Позвонил — и отлегло. Чаю попили с Лидой. Поговорили о статье Айтматова в «Литературной газете». Попутно о других писателях: Астафьеве, Распутине, Быкове, Белове, Адамовиче. Все — провинциалы. В столицах только Бондарев да Гранин. Вот так-то.
Почему мы этих перечисленных любим? За гражданственность (слово немножко затаскалось…). При таланте, конечно. Астафьева я открыл для себя недавно, на «Печальном детективе». Просто очаровал меня.
В чем могу упрекнуть всю «обойму»? Взывания к прошлому и воскрешению мумий. Помочь это уже не может. Нужно искать новые основы для отношения людей, научные основы.
(Ты бы им небось модели презентовал. А они, писатели, модели точно не примут. Они надеются на добродетели от воспитания на прежних идеалах. Притом хотят сохранить Бога, нацию и коммунизм или делают вид, что хотят.) Это немыслимо. Бога не реанимировать. Без Бога — нет вечных ценностей. Упорство в национальном и идеологическом создает тупиковую ситуацию. Всюду слышны призывы к разуму «в новых условиях», но ни одна социальная группа не хочет поступиться ни карманом, ни престижем, ни эфемерными идеями.
Ладно, слезай со своего коня, Амосов. Писатели эти все равно замечательные, и слава Богу, что они есть.
За прошлую неделю были еще события.
Вернулись из неполного отпуска главный врач — Мирослав и заместитель по АХЧ Володя Ф. Оба просрочили против условленного срока по неделе, у обоих — сплошные прорехи, которые выявились без них.

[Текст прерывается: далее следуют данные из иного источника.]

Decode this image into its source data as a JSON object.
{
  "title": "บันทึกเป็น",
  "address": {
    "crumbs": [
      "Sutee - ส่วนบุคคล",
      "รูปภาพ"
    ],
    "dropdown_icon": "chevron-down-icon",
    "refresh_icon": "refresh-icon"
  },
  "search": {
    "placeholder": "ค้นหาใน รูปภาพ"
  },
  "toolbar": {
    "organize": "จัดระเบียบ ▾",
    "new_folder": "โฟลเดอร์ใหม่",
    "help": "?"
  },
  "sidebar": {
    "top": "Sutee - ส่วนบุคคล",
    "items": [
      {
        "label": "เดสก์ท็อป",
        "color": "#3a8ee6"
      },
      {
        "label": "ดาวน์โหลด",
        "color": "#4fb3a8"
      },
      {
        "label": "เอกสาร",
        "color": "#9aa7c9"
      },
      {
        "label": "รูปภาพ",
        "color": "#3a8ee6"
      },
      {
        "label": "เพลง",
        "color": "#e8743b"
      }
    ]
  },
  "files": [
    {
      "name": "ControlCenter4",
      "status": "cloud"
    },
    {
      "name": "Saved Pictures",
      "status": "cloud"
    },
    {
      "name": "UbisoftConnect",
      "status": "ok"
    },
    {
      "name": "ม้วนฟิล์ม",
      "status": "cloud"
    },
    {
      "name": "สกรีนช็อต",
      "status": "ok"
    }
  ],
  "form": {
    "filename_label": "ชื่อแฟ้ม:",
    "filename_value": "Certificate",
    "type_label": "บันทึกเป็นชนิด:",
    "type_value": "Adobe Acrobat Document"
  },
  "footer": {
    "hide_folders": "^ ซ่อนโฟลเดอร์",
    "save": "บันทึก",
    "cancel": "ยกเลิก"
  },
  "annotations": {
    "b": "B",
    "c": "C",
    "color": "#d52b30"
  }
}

Хозяйство запущено до крайности. Внутри Института все блестит, потому что прошлый год сами отремонтировали и теперь берегут. Но вне стен — боже спаси! Карнизы облупились, крыши текут, воды в патанатомии и в конторе нет, стройка гаража остановилась, у заведующего автохозяйством вскрылись плутни.